Apesar da clara discordância da forma de atuação no sindicato entre Neno Vasco e João Crispim, ambos eram anarquistas sinceros, e sinceros também eram os desejos de ambos na transformação radical da sociedade num sentido onde privilegiasse os princípios de igualdade econômica, autonomia política e solidariedade entre todos os povos. Revolver do passado esse debate é retomar uma questão que se faz fundamental no momento presente, atualidade marcada por mobilizações de rua e crescimento dos movimentos populares e sociais, nos levando pensar, refletir e analisar estratégias de como atuar e solidarizar com todas essas lutas. Apesar da maioria desses movimentos construírem um discurso político onde se autoproclamam “antiautoritários”, “horizontais” e “autonomistas”, todos eles se inscrevem dentro de um movimento muito mais amplo, dentro de um processo do próprio fazer-se do movimento anarquista. Podemos dizer que assim como os anarquistas de outrora fizeram uso do sindicalismo revolucionário como estratégia de ação, os anarquistas de hoje fazem uso do autonomismo, por exemplo, para melhor dialogarem com a sociedade como um todo, colocando em debate e em prática os princípios de ajuda mútua, federalismo (ou em linguagem mais atual “organização em rede”), autogestão, ação direta e autonomia. O movimento anarquista segue tencionando, ontem e hoje, em constante diálogo com a sociedade em geral, não se fechando em castelos acadêmicos e muito menos em fortalezas partidárias.

***

Temos ciência de que toda vez que revisitamos o passado o indagamos com preocupações que possuímos no presente, por isso sabemos que ao “resgatarmos” a história do movimento operário e, consequentemente, a história do movimento anarquista no Brasil, não resgatamos apenas a memória de um movimento e de militantes isolados que lutaram por melhores condições de existência.
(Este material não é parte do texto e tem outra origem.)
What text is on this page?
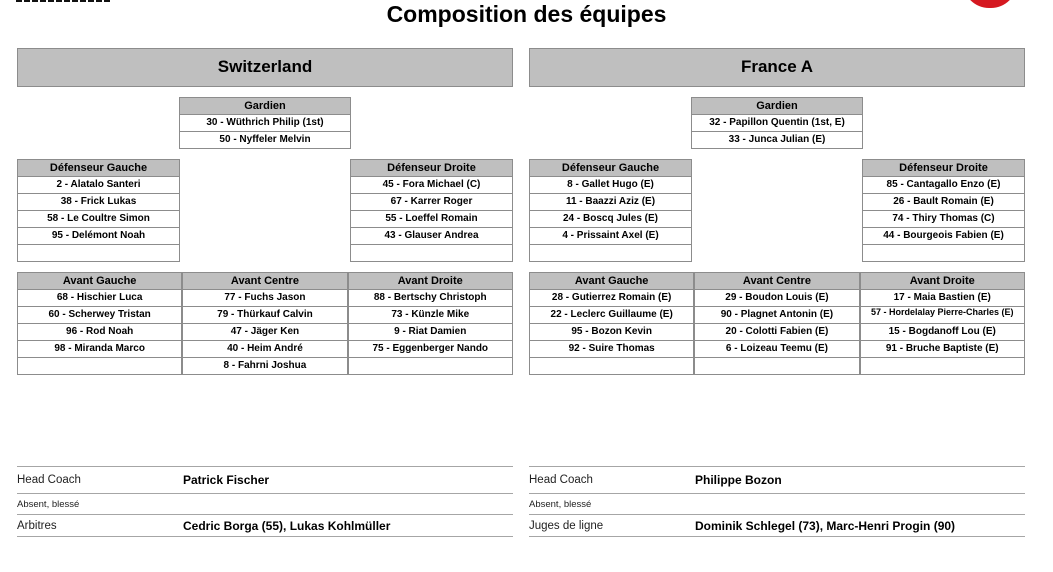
Composition des équipes
Switzerland
Gardien
30 - Wüthrich Philip (1st)
50 - Nyffeler Melvin
Défenseur Gauche
2 - Alatalo Santeri
38 - Frick Lukas
58 - Le Coultre Simon
95 - Delémont Noah
Défenseur Droite
45 - Fora Michael (C)
67 - Karrer Roger
55 - Loeffel Romain
43 - Glauser Andrea
Avant Gauche
68 - Hischier Luca
60 - Scherwey Tristan
96 - Rod Noah
98 - Miranda Marco
Avant Centre
77 - Fuchs Jason
79 - Thürkauf Calvin
47 - Jäger Ken
40 - Heim André
8 - Fahrni Joshua
Avant Droite
88 - Bertschy Christoph
73 - Künzle Mike
9 - Riat Damien
75 - Eggenberger Nando
France A
Gardien
32 - Papillon Quentin (1st, E)
33 - Junca Julian (E)
Défenseur Gauche
8 - Gallet Hugo (E)
11 - Baazzi Aziz (E)
24 - Boscq Jules (E)
4 - Prissaint Axel (E)
Défenseur Droite
85 - Cantagallo Enzo (E)
26 - Bault Romain (E)
74 - Thiry Thomas (C)
44 - Bourgeois Fabien (E)
Avant Gauche
28 - Gutierrez Romain (E)
22 - Leclerc Guillaume (E)
95 - Bozon Kevin
92 - Suire Thomas
Avant Centre
29 - Boudon Louis (E)
90 - Plagnet Antonin (E)
20 - Colotti Fabien (E)
6 - Loizeau Teemu (E)
Avant Droite
17 - Maia Bastien (E)
57 - Hordelalay Pierre-Charles (E)
15 - Bogdanoff Lou (E)
91 - Bruche Baptiste (E)
Head Coach	Patrick Fischer
Absent, blessé
Arbitres	Cedric Borga (55), Lukas Kohlmüller
Head Coach	Philippe Bozon
Absent, blessé
Juges de ligne	Dominik Schlegel (73), Marc-Henri Progin (90)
O que militantes anarquistas da Biblioteca Terra Livre e do Núcleo de Estudos Libertários Carlo Aldegheri desejam realizar com essa pesquisa é entrever e vislumbrar o mundo que homens e mulheres do movimento operário e anarquistas carregavam em seus corações e que construíam, coletivamente, nas experiências concretas de suas vidas cotidianas, atualizando-os sob novas circunstâncias e experiências do mundo contemporâneo. Tal atualização, promovida pelas palavras de nossos antigos companheiros e companheiras, nos fazem ver para além do que está posto, para além da cegueira promovida pela própria luz do contemporâneo. Acreditamos que ao socializarmos a leitura desses documentos, consigamos evocar os sonhos de companheiras e companheiros que combateram em tempos idos, dando-lhes a oportunidade de falar de suas tristezas, alegrias e experiências de luta que respondem aos erros e esquecimentos do presente.”